2019年 監督:ライアン・ジョンソン 主演:ダニエル・クレイグ あの「スター・ウォーズ/最後のジェダイ」の次の作品は、アガサ・クリスティに捧げるミステリーでした。




あらすじ

世界的ミステリー作家ハーラン・スロンビーの85歳の誕生日パーティーが彼の豪邸で開かれた。その翌朝、ハーランが遺体となって発見される。

依頼を受けた名探偵ブノワ・ブランは、事件の調査を進めていく。

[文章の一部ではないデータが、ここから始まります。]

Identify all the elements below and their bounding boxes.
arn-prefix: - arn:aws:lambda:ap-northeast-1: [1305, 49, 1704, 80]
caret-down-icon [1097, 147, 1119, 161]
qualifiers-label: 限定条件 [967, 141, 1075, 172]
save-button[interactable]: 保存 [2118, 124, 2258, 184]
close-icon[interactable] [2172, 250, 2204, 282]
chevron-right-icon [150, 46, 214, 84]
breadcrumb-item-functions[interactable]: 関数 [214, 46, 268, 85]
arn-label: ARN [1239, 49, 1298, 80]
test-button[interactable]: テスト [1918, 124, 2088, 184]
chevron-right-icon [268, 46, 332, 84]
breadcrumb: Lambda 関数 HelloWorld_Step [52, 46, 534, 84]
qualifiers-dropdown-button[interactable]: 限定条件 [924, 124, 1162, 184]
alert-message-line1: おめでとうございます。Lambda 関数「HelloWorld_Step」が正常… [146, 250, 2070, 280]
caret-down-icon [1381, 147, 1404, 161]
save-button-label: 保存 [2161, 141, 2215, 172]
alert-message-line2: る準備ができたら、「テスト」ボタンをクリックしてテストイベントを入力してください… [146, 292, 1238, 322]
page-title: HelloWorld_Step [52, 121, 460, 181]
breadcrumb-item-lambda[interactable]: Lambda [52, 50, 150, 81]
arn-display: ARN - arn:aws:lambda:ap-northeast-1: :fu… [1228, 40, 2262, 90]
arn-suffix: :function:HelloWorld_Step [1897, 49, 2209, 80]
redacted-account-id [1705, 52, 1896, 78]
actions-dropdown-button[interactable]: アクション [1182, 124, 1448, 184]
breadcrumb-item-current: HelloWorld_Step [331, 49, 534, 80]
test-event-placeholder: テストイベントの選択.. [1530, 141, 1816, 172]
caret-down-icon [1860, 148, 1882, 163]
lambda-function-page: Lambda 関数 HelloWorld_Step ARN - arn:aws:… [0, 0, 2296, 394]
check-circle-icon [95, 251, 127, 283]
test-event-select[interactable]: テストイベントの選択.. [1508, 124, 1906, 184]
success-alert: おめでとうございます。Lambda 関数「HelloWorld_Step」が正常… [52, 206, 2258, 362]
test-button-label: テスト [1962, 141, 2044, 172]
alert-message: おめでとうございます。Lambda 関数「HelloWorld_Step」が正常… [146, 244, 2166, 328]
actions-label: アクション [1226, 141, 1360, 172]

莫大な資産を抱えるハーランの子どもたちとその家族、家政婦、専属看護師と、屋敷にいた全員が事件の第一容疑者となったことから、裕福な家族の裏側に隠れたさまざまな人間関係があぶりだされていく。

感想

なぜか頭の中で「犬神家の一族」のテーマソングが鳴っていましたが、わかる人にはわかります。トリックの謎も、犯人が意図しないことによって複雑化するというところが共通しているし。ろくな家族ではないというのも相続のこともソックリ。

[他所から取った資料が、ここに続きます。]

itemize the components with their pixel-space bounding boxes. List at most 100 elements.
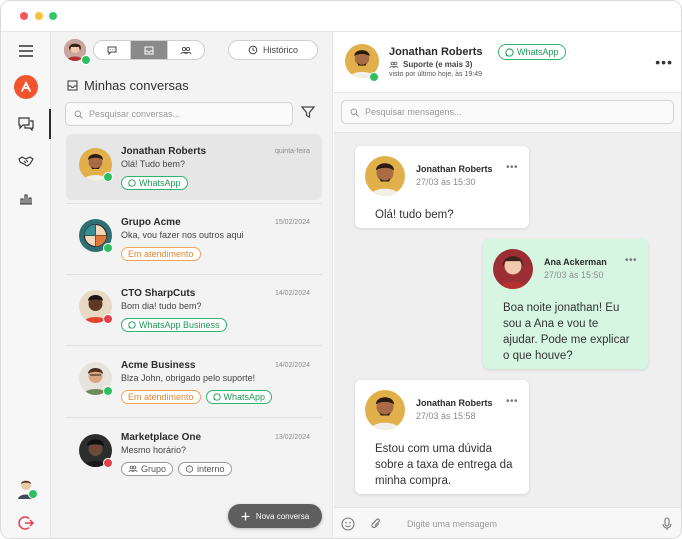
inbox-icon[interactable] — [131, 41, 168, 59]
message-composer: Digite uma mensagem — [334, 507, 681, 538]
message-search-input[interactable]: Pesquisar mensagens... — [341, 100, 674, 124]
conversation-preview: Mesmo horário? — [121, 445, 187, 455]
conversation-name: CTO SharpCuts — [121, 288, 196, 299]
divider — [66, 203, 322, 204]
history-button[interactable]: Histórico — [228, 40, 318, 60]
list-title-text: Minhas conversas — [84, 78, 189, 93]
navigation-rail — [1, 32, 51, 538]
message-line: Estou com uma dúvida — [375, 443, 492, 455]
team-assignment[interactable]: Suporte (e mais 3) — [389, 60, 472, 69]
new-conversation-label: Nova conversa — [255, 511, 310, 521]
bar-chart-icon[interactable] — [1, 184, 51, 214]
search-icon — [74, 110, 83, 119]
new-conversation-button[interactable]: Nova conversa — [228, 504, 322, 528]
message-line: sobre a taxa de entrega da — [375, 459, 513, 471]
list-title: Minhas conversas — [67, 78, 189, 93]
handshake-icon[interactable] — [1, 146, 51, 176]
channel-label: WhatsApp — [517, 47, 559, 57]
team-label: Suporte (e mais 3) — [403, 60, 473, 69]
message-author: Ana Ackerman — [544, 257, 607, 267]
avatar — [365, 390, 405, 430]
close-window-button[interactable] — [20, 12, 28, 20]
divider — [66, 274, 322, 275]
message-line: minha compra. — [375, 475, 452, 487]
conversation-item[interactable]: Grupo Acme 15/02/2024 Oka, vou fazer nos… — [66, 205, 322, 271]
minimize-window-button[interactable] — [35, 12, 43, 20]
conversation-name: Jonathan Roberts — [121, 146, 207, 157]
user-status-online — [28, 489, 38, 499]
tag-label: WhatsApp — [139, 178, 181, 188]
message-line: Boa noite jonathan! Eu — [503, 302, 620, 314]
logout-icon[interactable] — [1, 508, 51, 538]
title-bar — [1, 1, 681, 32]
message-time: 27/03 às 15:30 — [416, 177, 476, 187]
conversation-date: 15/02/2024 — [274, 219, 310, 226]
internal-chat-icon — [185, 465, 194, 473]
message-options-icon[interactable]: ••• — [506, 162, 518, 173]
more-options-icon[interactable]: ••• — [655, 54, 673, 70]
conversation-date: 14/02/2024 — [274, 290, 310, 297]
conversation-date: quinta-feira — [274, 148, 310, 155]
microphone-icon[interactable] — [662, 517, 672, 536]
group-tag: Grupo — [121, 462, 174, 476]
maximize-window-button[interactable] — [49, 12, 57, 20]
status-busy — [103, 458, 113, 468]
filter-icon[interactable] — [300, 105, 316, 124]
conversation-list-panel: Histórico Minhas conversas Pesquisar con… — [51, 32, 333, 538]
view-toggle — [93, 40, 205, 60]
message-author: Jonathan Roberts — [416, 398, 493, 408]
emoji-icon[interactable] — [341, 517, 355, 536]
whatsapp-tag: WhatsApp — [121, 176, 188, 190]
message-options-icon[interactable]: ••• — [625, 255, 637, 266]
conversation-preview: Oka, vou fazer nos outros aqui — [121, 230, 244, 240]
whatsapp-business-tag: WhatsApp Business — [121, 318, 227, 332]
whatsapp-icon — [212, 393, 221, 401]
whatsapp-icon — [128, 321, 136, 329]
avatar — [365, 156, 405, 196]
conversation-search-input[interactable]: Pesquisar conversas... — [65, 102, 293, 126]
conversation-preview: Bom dia! tudo bem? — [121, 301, 202, 311]
team-icon[interactable] — [168, 41, 204, 59]
chat-icon[interactable] — [1, 109, 51, 139]
user-avatar[interactable] — [1, 473, 51, 503]
message-bubble-outgoing: Ana Ackerman 27/03 às 15:50 ••• Boa noit… — [483, 239, 648, 369]
conversation-name: Grupo Acme — [121, 217, 181, 228]
conversation-date: 13/02/2024 — [274, 434, 310, 441]
conversation-item[interactable]: Acme Business 14/02/2024 Blza John, obri… — [66, 348, 322, 414]
whatsapp-icon — [128, 179, 136, 187]
conversation-name: Acme Business — [121, 360, 196, 371]
contact-name: Jonathan Roberts — [389, 46, 483, 58]
app-window: Histórico Minhas conversas Pesquisar con… — [0, 0, 682, 539]
tag-label: Em atendimento — [128, 249, 194, 259]
history-label: Histórico — [262, 45, 298, 55]
chat-bubble-icon[interactable] — [94, 41, 131, 59]
group-icon — [128, 465, 138, 473]
message-input[interactable]: Digite uma mensagem — [407, 519, 497, 529]
message-time: 27/03 às 15:50 — [544, 270, 604, 280]
chat-header: Jonathan Roberts WhatsApp Suporte (e mai… — [334, 32, 681, 93]
attach-icon[interactable] — [370, 517, 382, 536]
agent-status-online — [81, 55, 91, 65]
message-time: 27/03 às 15:58 — [416, 411, 476, 421]
conversation-item[interactable]: CTO SharpCuts 14/02/2024 Bom dia! tudo b… — [66, 276, 322, 342]
attendance-tag: Em atendimento — [121, 390, 201, 404]
last-seen: visto por último hoje, às 19:49 — [389, 71, 482, 78]
status-online — [103, 386, 113, 396]
status-online — [103, 243, 113, 253]
conversation-item[interactable]: Jonathan Roberts quinta-feira Olá! Tudo … — [66, 134, 322, 200]
channel-badge: WhatsApp — [498, 44, 566, 60]
conversation-preview: Olá! Tudo bem? — [121, 159, 186, 169]
conversation-preview: Blza John, obrigado pelo suporte! — [121, 373, 256, 383]
message-bubble-incoming: Jonathan Roberts 27/03 às 15:30 ••• Olá!… — [355, 146, 529, 228]
message-line: o que houve? — [503, 350, 573, 362]
conversation-item[interactable]: Marketplace One 13/02/2024 Mesmo horário… — [66, 420, 322, 486]
tag-label: WhatsApp — [223, 392, 266, 402]
message-line: sou a Ana e vou te — [503, 318, 599, 330]
app-logo[interactable] — [1, 72, 51, 102]
team-icon — [389, 61, 399, 68]
message-options-icon[interactable]: ••• — [506, 396, 518, 407]
whatsapp-tag: WhatsApp — [205, 390, 273, 404]
menu-icon[interactable] — [1, 36, 51, 66]
internal-tag: interno — [178, 462, 232, 476]
conversation-name: Marketplace One — [121, 432, 202, 443]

もちろんこういうミステリー作品は、謎解きと探偵のキャラクタに面白さがありますので、この映画はその条件はクリアできていると思いました。

戦わないダニエル・クレイグもいい感じです。謎解きは、数ある巨匠の描いた古典ミステリの面白さを真似ていて、悪くはないと思いました。

だけど、結論から言うと「悪くはない」というだけ。テレビドラマのようだな、と辻々で感じてしまう。これはおそらくライアン・ジョンソン監督が作りたいものを作ってるんだろうな、スター・ウォーズのリハビリを兼ねて、と思ってしまうような、ある種の虚脱感が話が進むにつれて心に湧いてくるのです。

せっかくのオールスターキャストでしたが、なんだか少しもったいない感もあります。

ミステリー好きには持ってこいか、というと、すでにこういうのは見飽きてしまっているかもしれません。